Jim fled down between the rows of paralyzed insects. The two great guards from the doorway, mandibles reaching fiercely toward the fugitive, followed. And there commenced, there in that deep-buried insect hell, a chase for life.


CHAPTER VIII
The Coming of the Soldiers

For a moment Jim was handicapped in fleetness and agility by the fact that his arms were hampered. But the two hideous guards, though each was a dozen times more powerful than any man its size, were handicapped in a chase, too—by the very weight of their enormous mandibles. In their thundering chase after Jim, they resembled nothing so much as two powerful but clumsy battleships chasing a relatively puny but much more agile destroyer.

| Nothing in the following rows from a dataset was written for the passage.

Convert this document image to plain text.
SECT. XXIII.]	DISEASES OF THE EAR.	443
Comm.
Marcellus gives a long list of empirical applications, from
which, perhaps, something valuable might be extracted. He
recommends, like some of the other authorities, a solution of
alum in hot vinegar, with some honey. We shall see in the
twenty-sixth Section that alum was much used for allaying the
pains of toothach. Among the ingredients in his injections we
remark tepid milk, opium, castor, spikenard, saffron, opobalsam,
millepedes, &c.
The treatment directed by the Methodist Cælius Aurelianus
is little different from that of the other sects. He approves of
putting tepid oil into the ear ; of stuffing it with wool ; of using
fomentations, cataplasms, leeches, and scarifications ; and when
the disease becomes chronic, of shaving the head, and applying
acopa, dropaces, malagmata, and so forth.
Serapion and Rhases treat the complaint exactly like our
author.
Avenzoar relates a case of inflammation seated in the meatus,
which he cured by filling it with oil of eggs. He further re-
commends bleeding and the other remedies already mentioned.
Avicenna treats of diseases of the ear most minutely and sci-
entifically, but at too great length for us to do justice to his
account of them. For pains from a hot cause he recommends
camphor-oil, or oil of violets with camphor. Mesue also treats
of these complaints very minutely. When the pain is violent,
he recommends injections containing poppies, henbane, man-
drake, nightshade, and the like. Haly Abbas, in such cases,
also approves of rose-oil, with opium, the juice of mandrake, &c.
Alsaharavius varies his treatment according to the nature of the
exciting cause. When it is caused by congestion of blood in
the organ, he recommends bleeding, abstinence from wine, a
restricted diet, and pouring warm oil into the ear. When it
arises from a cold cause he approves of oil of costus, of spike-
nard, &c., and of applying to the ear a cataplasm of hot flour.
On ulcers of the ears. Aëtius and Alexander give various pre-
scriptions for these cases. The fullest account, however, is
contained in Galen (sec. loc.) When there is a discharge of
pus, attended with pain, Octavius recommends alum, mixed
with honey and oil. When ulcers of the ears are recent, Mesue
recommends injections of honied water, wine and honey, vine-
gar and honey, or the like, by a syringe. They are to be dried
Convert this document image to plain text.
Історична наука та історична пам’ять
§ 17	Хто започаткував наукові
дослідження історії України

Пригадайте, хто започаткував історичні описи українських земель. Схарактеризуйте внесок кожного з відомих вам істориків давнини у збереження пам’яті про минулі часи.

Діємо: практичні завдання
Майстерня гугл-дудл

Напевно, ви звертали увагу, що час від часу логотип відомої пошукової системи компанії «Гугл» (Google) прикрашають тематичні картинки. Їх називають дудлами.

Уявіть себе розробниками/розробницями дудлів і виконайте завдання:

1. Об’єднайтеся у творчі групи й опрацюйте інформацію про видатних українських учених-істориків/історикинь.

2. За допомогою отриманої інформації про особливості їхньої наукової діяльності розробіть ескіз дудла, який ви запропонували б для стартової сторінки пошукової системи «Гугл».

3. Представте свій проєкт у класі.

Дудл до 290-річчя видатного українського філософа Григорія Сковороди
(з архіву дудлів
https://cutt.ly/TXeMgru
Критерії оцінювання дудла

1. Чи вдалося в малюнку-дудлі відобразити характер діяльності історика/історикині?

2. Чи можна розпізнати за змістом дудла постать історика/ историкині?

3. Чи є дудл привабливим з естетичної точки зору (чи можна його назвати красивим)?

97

Behind the great bulk of a paralyzed June bug, Jim halted for a fraction while he tore his arms at last free of the clinging brown stuff. The guards rushed around the June bug at him.

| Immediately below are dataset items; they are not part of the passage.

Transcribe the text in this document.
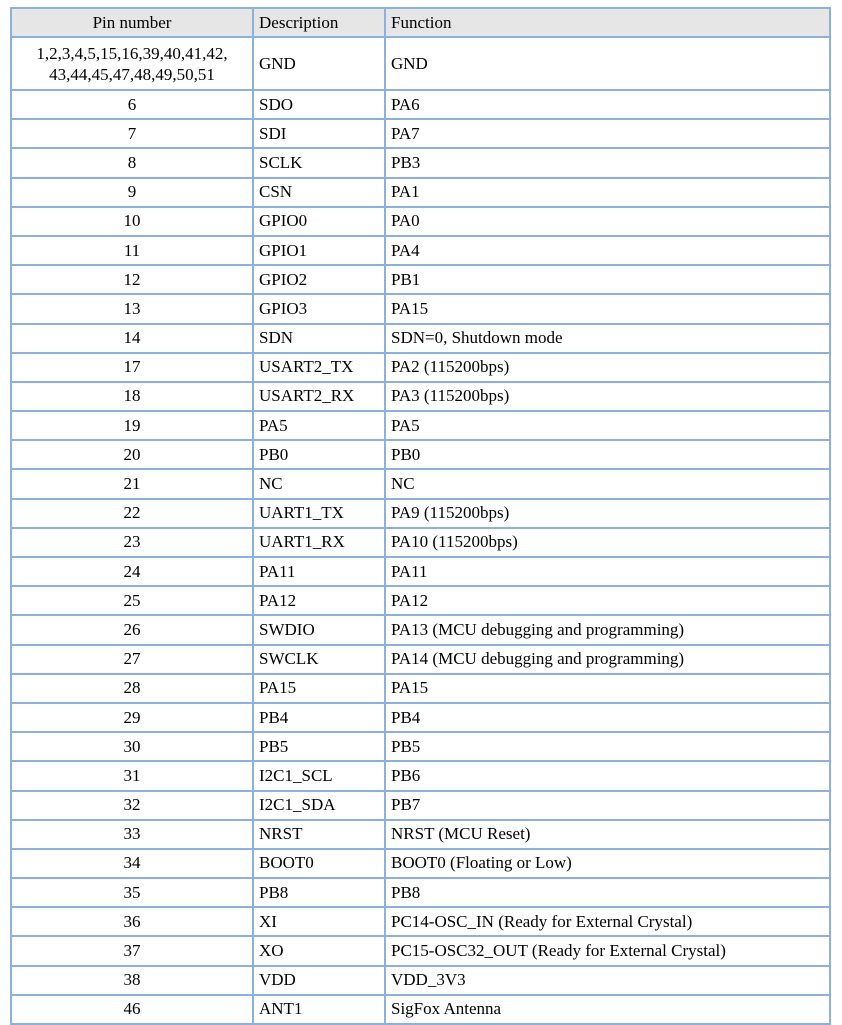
Pin number	Description	Function

1,2,3,4,5,15,16,39,40,41,42, 43,44,45,47,48,49,50,51	GND	GND
6	SDO	PA6
7	SDI	PA7
8	SCLK	PB3
9	CSN	PA1
10	GPIO0	PA0
11	GPIO1	PA4
12	GPIO2	PB1
13	GPIO3	PA15
14	SDN	SDN=0, Shutdown mode
17	USART2_TX	PA2 (115200bps)
18	USART2_RX	PA3 (115200bps)
19	PA5	PA5
20	PB0	PB0
21	NC	NC
22	UART1_TX	PA9 (115200bps)
23	UART1_RX	PA10 (115200bps)
24	PA11	PA11
25	PA12	PA12
26	SWDIO	PA13 (MCU debugging and programming)
27	SWCLK	PA14 (MCU debugging and programming)
28	PA15	PA15
29	PB4	PB4
30	PB5	PB5
31	I2C1_SCL	PB6
32	I2C1_SDA	PB7
33	NRST	NRST (MCU Reset)
34	BOOT0	BOOT0 (Floating or Low)
35	PB8	PB8
36	XI	PC14-OSC_IN (Ready for External Crystal)
37	XO	PC15-OSC32_OUT (Ready for External Crystal)
38	VDD	VDD_3V3
46	ANT1	SigFox Antenna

He leaped for the row of hanging cisterns; and there, while he dodged from one to another of the loathsome vats, he thought over a plan that had come to his racing mind. It wasn't much of a plan, and it seemed utterly futile in the face of the odds against him. But he had boasted, before starting this mad adventure, that Man's wits were superior to any bug's. It was time now to see if his boast had been an empty one.

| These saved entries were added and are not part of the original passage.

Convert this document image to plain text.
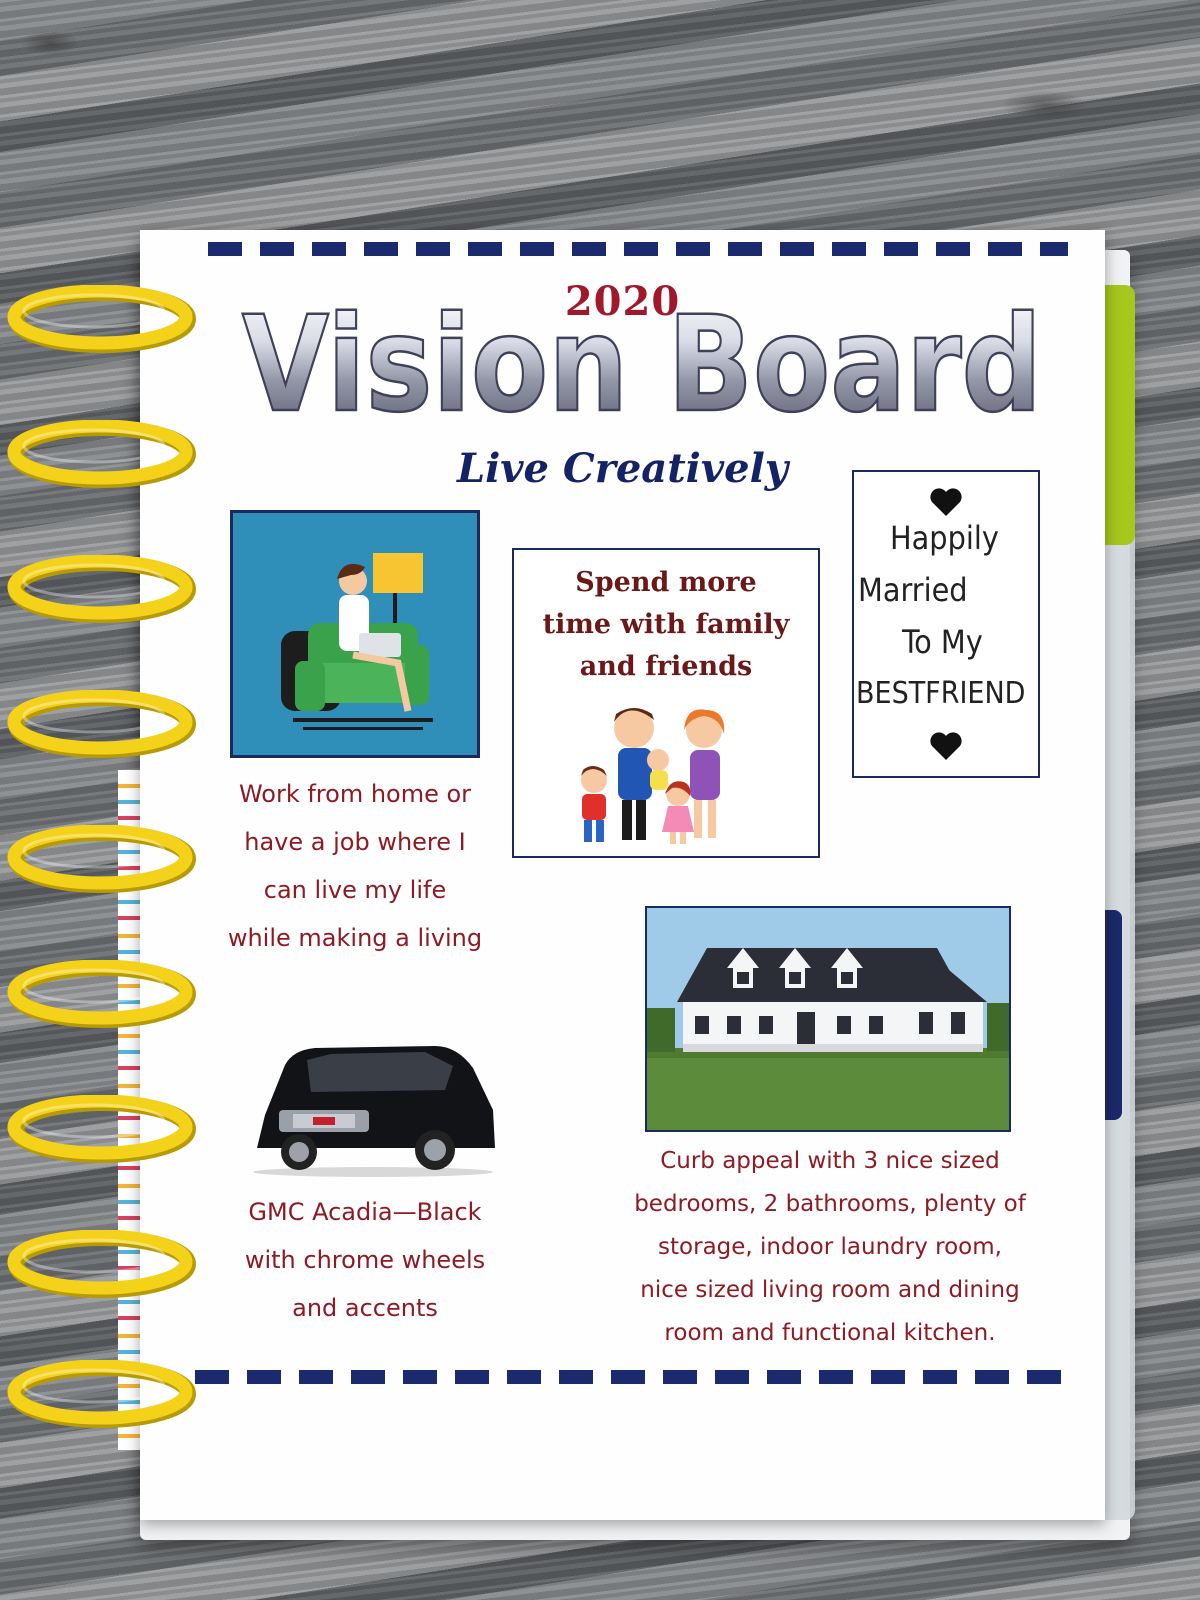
2020
Vision Board
Live Creatively
Work from home or
have a job where I
can live my life
while making a living
Spend more
time with family
and friends
Happily
Married
To My
BESTFRIEND
GMC Acadia—Black
with chrome wheels
and accents
Curb appeal with 3 nice sized
bedrooms, 2 bathrooms, plenty of
storage, indoor laundry room,
nice sized living room and dining
room and functional kitchen.
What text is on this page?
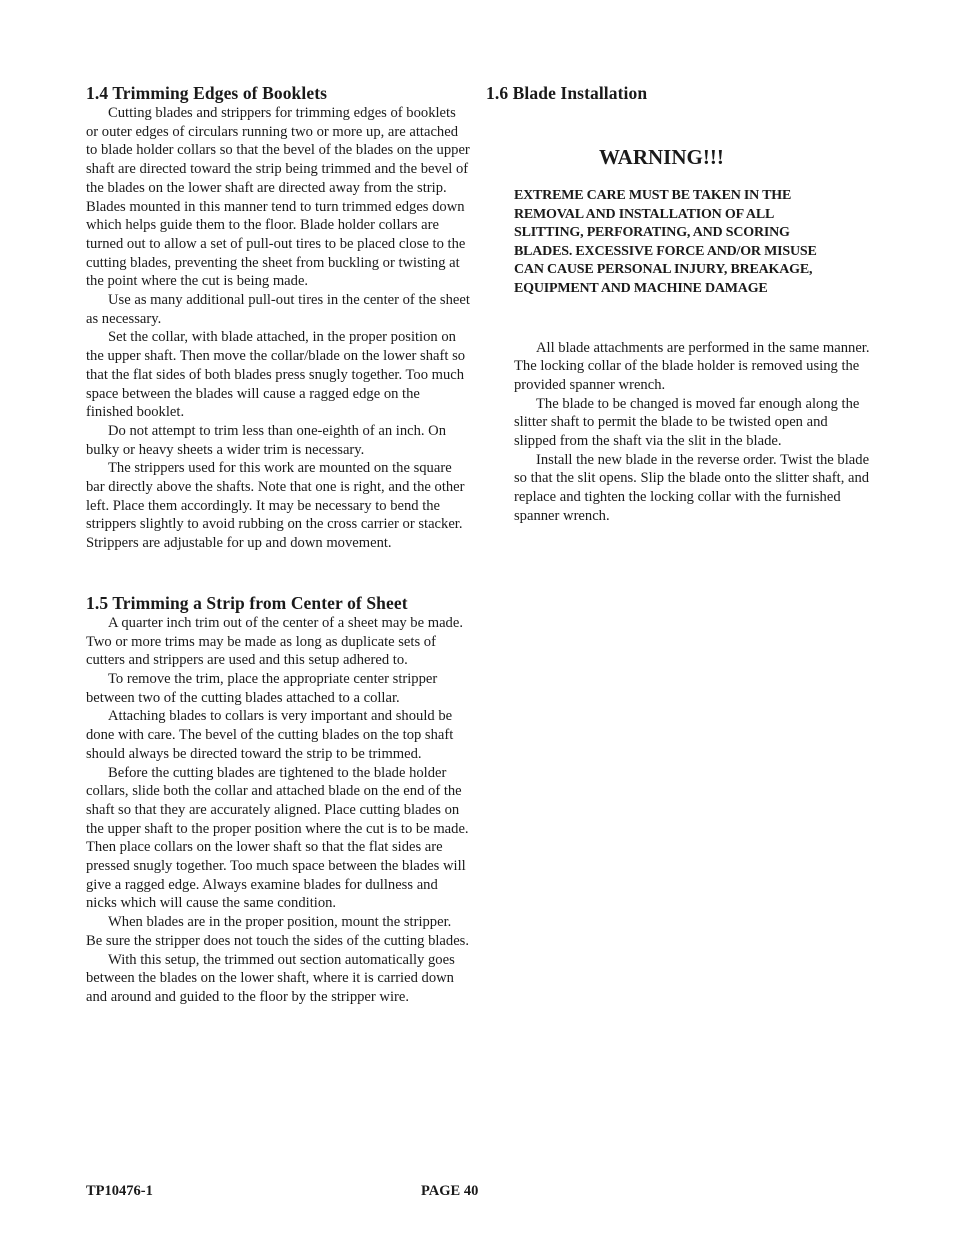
1.4 Trimming Edges of Booklets

Cutting blades and strippers for trimming edges of booklets or outer edges of circulars running two or more up, are attached to blade holder collars so that the bevel of the blades on the upper shaft are directed toward the strip being trimmed and the bevel of the blades on the lower shaft are directed away from the strip. Blades mounted in this manner tend to turn trimmed edges down which helps guide them to the floor. Blade holder collars are turned out to allow a set of pull-out tires to be placed close to the cutting blades, preventing the sheet from buckling or twisting at the point where the cut is being made.

Use as many additional pull-out tires in the center of the sheet as necessary.

Set the collar, with blade attached, in the proper position on the upper shaft. Then move the collar/blade on the lower shaft so that the flat sides of both blades press snugly together. Too much space between the blades will cause a ragged edge on the finished booklet.

Do not attempt to trim less than one-eighth of an inch. On bulky or heavy sheets a wider trim is necessary.

The strippers used for this work are mounted on the square bar directly above the shafts. Note that one is right, and the other left. Place them accordingly. It may be necessary to bend the strippers slightly to avoid rubbing on the cross carrier or stacker. Strippers are adjustable for up and down movement.

1.5 Trimming a Strip from Center of Sheet

A quarter inch trim out of the center of a sheet may be made. Two or more trims may be made as long as duplicate sets of cutters and strippers are used and this setup adhered to.

To remove the trim, place the appropriate center stripper between two of the cutting blades attached to a collar.

Attaching blades to collars is very important and should be done with care. The bevel of the cutting blades on the top shaft should always be directed toward the strip to be trimmed.

Before the cutting blades are tightened to the blade holder collars, slide both the collar and attached blade on the end of the shaft so that they are accurately aligned. Place cutting blades on the upper shaft to the proper position where the cut is to be made. Then place collars on the lower shaft so that the flat sides are pressed snugly together. Too much space between the blades will give a ragged edge. Always examine blades for dullness and nicks which will cause the same condition.

When blades are in the proper position, mount the stripper. Be sure the stripper does not touch the sides of the cutting blades.

With this setup, the trimmed out section automatically goes between the blades on the lower shaft, where it is carried down and around and guided to the floor by the stripper wire.

1.6 Blade Installation
WARNING!!!
EXTREME CARE MUST BE TAKEN IN THE REMOVAL AND INSTALLATION OF ALL SLITTING, PERFORATING, AND SCORING BLADES. EXCESSIVE FORCE AND/OR MISUSE CAN CAUSE PERSONAL INJURY, BREAKAGE, EQUIPMENT AND MACHINE DAMAGE

All blade attachments are performed in the same manner. The locking collar of the blade holder is removed using the provided spanner wrench.

The blade to be changed is moved far enough along the slitter shaft to permit the blade to be twisted open and slipped from the shaft via the slit in the blade.

Install the new blade in the reverse order. Twist the blade so that the slit opens. Slip the blade onto the slitter shaft, and replace and tighten the locking collar with the furnished spanner wrench.

TP10476-1	PAGE 40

He feinted toward the far end of the laboratory. The guards, acting always as if they had a dozen eyes instead of none, rushed to prevent this, cutting across his path and closing the exit with clashing jaws.

Jim raced toward the spot where Denny lay. This was within twenty yards of the spot where, behind his ring of guards, the big-brained ruler now cowered. But, while one of the syringe-monsters sent a brown stream blindly toward the leaping, shifting man, no other attacking move was made. The soldiers remained chained to their posts. Jim retrieved his spear—and the first part of his almost hopeless plan had succeeded!

It was good, the feel of that smooth steel. He balanced the ponderous weapon lightly. An ineffective thing against the plates of living armor covering the scissor-mandibles. But it was not against them—at least not directly—that he was planning to use it now!